In der Anichstraße 3 war ein Linoleum und Teppichgeschäft von A. Blum und G. Haas. Das Modehaus Julius Meisel war in der Anichstraße 3 beheimatet (als Nachbar von Blum und Haas). Am 2. Juni 1938 ging das Modehaus in arischen Besitz mit den neuen Inhabern Rabitsch und Richter über. Die Familie Meisel musste nach Wien übersiedeln und wurde 1942 nach Polen deponiert und ermordet.

In der Anichstraße 4 war das Wiener Kleiderhaus „Zum Matrosen“ von Leon Abrahmer beheimatet. Nach dem „Anschluss“ wurde das Geschäft von SS-Sturmbandführer Alois Schintlholzer, einer der Mörder in der Pogromnacht geführt und schließlich von Ludwig Schirmer arisiert. In der Anichstraße 4 war auch das Modehaus Stiassny & Schlesinger untergebracht. Wenige Wochen nach dem Anschluss wurde der Betrieb arisiert und hieß Alteneder & Co. Die Liegenschaft der Familie Stiassny, bestehend aus einem Gebäude mit acht Wohnungen und zwei Geschäftslokalen, wurde von der Gestapo am 24.6.1938 zugunsten des Landes Österreich beschlagnahmt.
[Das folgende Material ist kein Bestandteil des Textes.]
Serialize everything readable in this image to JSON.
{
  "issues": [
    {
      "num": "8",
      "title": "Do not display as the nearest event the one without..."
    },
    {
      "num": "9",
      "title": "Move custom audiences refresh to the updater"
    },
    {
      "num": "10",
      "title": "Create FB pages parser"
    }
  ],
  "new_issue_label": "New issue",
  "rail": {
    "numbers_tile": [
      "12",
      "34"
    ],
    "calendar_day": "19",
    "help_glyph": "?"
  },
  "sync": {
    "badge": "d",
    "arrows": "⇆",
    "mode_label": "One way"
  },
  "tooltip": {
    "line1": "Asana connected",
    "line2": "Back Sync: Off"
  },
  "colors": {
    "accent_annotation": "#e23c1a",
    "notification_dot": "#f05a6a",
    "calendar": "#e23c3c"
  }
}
Die Samuel Hacker OHG betrieb in der Anichstraße 6 ein Tuchhaus. Erich Hacker verweigerte im September 1938 die Unterschrift zum Verkauf des Betriebes und wurde von der Gestapo verhaftet und drei Monate eingesperrt. Nach der Arisierung des Betriebes musste Hacker zwangsweise nach Wien übersiedeln und konnte 1939 nach England emigrieren.

Die Familie Brüll hatte in der Anichstraße 7 ein Möbelhaus und Möbelfabrik. In der Pogromnacht wurde die Familie in ihrer Wohnung im selben Haus überfallen. Rudolf Brüll wurde mit einem Schlagring zu Boden geschlagen und ihm wurden 3 Rippen gebrochen. Seine Frau Julie wurde geschlagen und getreten und konnte sich durch einen Sprung über den Balkon auf das Hausdach retten. Rudolf wurde mit seinen Brüdern Franz und Josef am selben Tag von der Gestapo verhaftet. Nach einer kommissarischen Verwaltung wurde das Möbelhaus Brüll von Karl Zoglauer arisiert. 1949 wurde das Geschäft an die Familie Brüll zurückgegeben.

In der Anichstraße 13 gab es das Kinderkonfektionsgeschäft von Grete Berger. Grete Berger war die Schwester von Gertrude Adler. Grete Berger war mit Ing. Richard Berger verheiratet, der in der Pogromnacht erschlagen wurde. Grete Berger konnte mir ihrem Sohn Walter nach Palästina flüchten. Der zweite Sohn Fritz wanderte im August 1938 nach England aus.